This image by NASA's Mars Odyssey spacecraft is within a region called Lunae Planum, west of NASA's Viking 1 landing site, that marks the transition between the Tharsis rise, a giant volcanic complex, and the northern lowland plains.

(Released 24 June 2002)

The Science
This image is within a region called Lunae Planum, near 27.3N, 75.3W. This is a region west of the Viking 1 landing site that marks the transition between the Tharsis rise, a giant volcanic complex, and the northern lowland plains. The topographically high regions display numerous graben, signs of significant amounts of crustal deformation. The low areas display signs of resurfacing, including an unusual unit that appears to "lap" onto the base of the uplands. This scarp follows the transition between the high and low areas throughout much of the image. It is not clear what caused these deposits, but a likely candidate is ice, which is suspected to have played a major role in the surface morphology of the fretted terrains and many features within the northern lowlands.

The Story
Lunae Planum was named after the Roman moon goddess Luna, who in ancient stories ruled over the night just as her counterpart, the sun god Sol, ruled over the day (a "sol" is, in fact, the word used for a Martian day). Wearing the symbol of the crescent moon upon her head, Luna was known to ride on chariot pulled by two powerful horses. If the fictional Luna ever rode over the Martian plain named for her, she would find the terrain fairly rough going. You might say that she'd face a large number of "ruts" on a geologic scale.

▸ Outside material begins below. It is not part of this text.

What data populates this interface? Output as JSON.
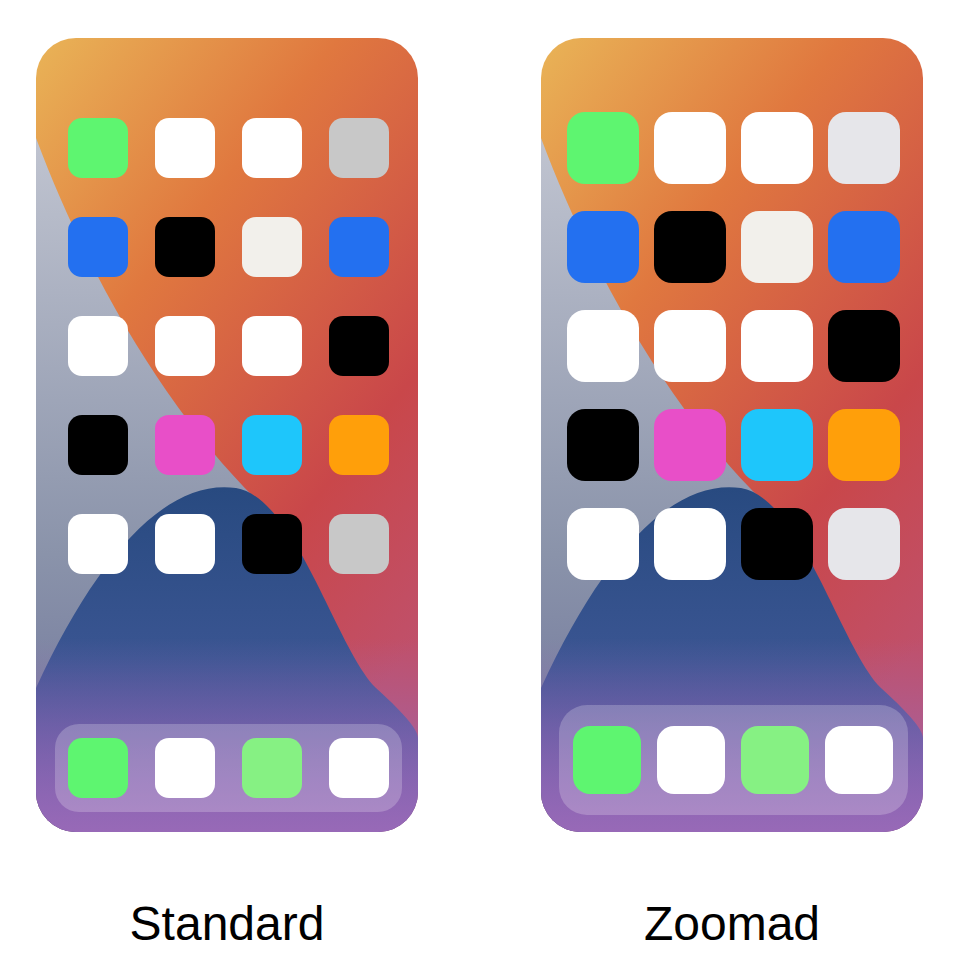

That's because Lunae Planum marks the transition between the high Tharsis rise , a giant volcanic bulge on Mars, and the northern lowland plains. In this region, there are many signs of significant crustal deformation. Look for the dropped blocks of terrain called "graben" on the higher surfaces in this image. Graben are created when tectonic forces tear apart the terrain, leaving long, large "ruts" on the surface. We find graben on Earth too (think of Death Valley, the lowest dry land in the United States, or of the Jordan Dead Sea depression).

Much more exciting than these depressions is the thin ridge that seems to lap up against the base of the uplands at the bottom of this image. While it's not clear what caused these deposits, ice is a likely candidate. Scientists have hypothesized that the mysterious systems of valleys and ridges (called "fretted terrain") in this area were created through fractures and the collapse of large surface areas. Fretted terrain may have developed as icy debris flowed off of faulted valley walls and down onto the northern plains a long time ago in Martian history. This dramatic period would have coincided with the great Martian flood epoch, when melted ice from the subsurface was rapidly released in catastrophic amounts, carving out channels seen in other nearby regions.

Lunae Planum lies west of Chryse Planitia (the Plains of Gold), where the Viking 1 spacecraft made history on July 20, 1976 as the first spacecraft to land safely on the surface of another planet. Viking Lander 1 made its final transmission to Earth on November 11, 1982. Perhaps one day a future spacecraft will settle down on this bright plain, using information collected by Odyssey today as the basis of its ground studies of this complex terrain. And who knows? Maybe even the design of a future rover could recall the image of a swiftly moving chariot, carrying the symbol of a crescent moon.